Last year when I was teaching in Pueblo, the students had something called Segunda. It was a like a HUGE yard sale set up in the gym where students could shop for their families. One of my students who bullied and tormented everyone for sport surprised me with a necklace. It was a horseshoe charm with a rose and a four leaf clover. It really touched me because I know she put some thought into choosing it for me. I hung it on my rearview mirror along with a tin flower I bought from a homeless girl.

I totaled my car last May and I was so shaken that I didn’t get the necklace or flower out of the car afterwards. When I realized that they got left behind, I called the salvage yard and someone rescued them for me. The necklace and flower are hanging over the rearview mirror in my replacement car. Every time, I get in the car, I think of those two girls–the homeless girl, using her creativity to turn trash into treasure and Surenaty, so angry and broken, yet a glimmer of soft and sweet still in her core.

But what do they have to do with Christmas? Nothing, except Christmas always makes me think about all that I have and all the people who have nothing.
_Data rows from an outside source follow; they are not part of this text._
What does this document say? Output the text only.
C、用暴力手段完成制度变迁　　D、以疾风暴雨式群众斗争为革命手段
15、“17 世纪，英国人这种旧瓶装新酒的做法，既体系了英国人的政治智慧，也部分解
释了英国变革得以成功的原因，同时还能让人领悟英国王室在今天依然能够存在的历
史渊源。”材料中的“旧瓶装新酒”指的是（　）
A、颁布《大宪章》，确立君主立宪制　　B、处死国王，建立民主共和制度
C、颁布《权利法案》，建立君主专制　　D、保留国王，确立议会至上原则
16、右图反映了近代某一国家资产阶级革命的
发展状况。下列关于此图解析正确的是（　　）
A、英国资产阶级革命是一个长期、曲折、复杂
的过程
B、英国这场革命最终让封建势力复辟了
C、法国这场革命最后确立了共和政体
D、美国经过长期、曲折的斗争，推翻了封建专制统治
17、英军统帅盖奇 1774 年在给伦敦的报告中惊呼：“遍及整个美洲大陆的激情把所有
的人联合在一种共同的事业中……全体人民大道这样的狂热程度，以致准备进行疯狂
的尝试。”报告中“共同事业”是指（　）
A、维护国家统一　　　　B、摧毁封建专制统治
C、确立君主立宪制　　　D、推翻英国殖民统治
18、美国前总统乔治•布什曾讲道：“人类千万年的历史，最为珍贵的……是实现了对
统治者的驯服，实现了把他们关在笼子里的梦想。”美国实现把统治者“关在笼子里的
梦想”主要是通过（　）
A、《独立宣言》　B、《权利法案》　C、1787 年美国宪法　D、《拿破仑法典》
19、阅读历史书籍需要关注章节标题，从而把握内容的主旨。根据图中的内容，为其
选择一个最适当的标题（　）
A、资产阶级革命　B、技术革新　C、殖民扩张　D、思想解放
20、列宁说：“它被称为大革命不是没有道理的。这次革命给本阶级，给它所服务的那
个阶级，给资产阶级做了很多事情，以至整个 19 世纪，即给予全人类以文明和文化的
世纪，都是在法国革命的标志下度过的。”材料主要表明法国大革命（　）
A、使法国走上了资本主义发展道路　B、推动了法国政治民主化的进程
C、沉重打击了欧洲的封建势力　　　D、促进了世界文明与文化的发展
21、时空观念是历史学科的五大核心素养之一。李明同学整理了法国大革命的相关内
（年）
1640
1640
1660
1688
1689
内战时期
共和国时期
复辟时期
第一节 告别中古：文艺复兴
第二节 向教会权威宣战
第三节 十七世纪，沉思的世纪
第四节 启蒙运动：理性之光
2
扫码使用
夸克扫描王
It makes me feel indulgent and spoiled, but at the same time bereft and a tiny bit orphaned. I vacillate between wanting to decorate the house and skipping Christmas all together. I went down a wormhole of looking for cheap flights to take myself anyplace, but here for the holidays.

To add to the frantic, but ambivalent emotions about the holiday is the stress of being in a classroom at this time of year. Kids fall apart. Yes, they are excited and ready for a break, but at the same time a change in routine is coming and many students are facing two weeks at home in chaotic situations. Who knows what will happen? Kids who normally are well-behaved all of a sudden are losing control. I really understand. So this year more than ever, there is not letting up on routine. My job is to keep things on an even keel and forge ahead. But it’s been exhausting and I have gotten home and fallen asleep, putting off getting the house ready for Christmas. No lights. No tree. No presents.

I can home from work on Monday and the Christmas tree had been set up. The decorations were half on and the star on top was really crooked, but the point is my son wanted to make me happy. I am grateful that he knows it is Christmas. There have been times in the past years when I was unsure that things like seasons and holidays registered with him. I finished putting ornaments on the tree and straightened the star. School will be over today and my daughter will be home in a few days and I am finally feeling a bit of the holiday magic creeping into my soul.

I guess when it comes right down to it, Christmas to me isn’t about the tree and lights and finding the perfect gift, but like anyone, I can get caught up in the sparkle. I actually wonder what it would be like to create a tree of laundry and gather around it with my family. I am sure we would still laugh and make memories, because the magic of Christmas for me is really about love, and I have that in abundance.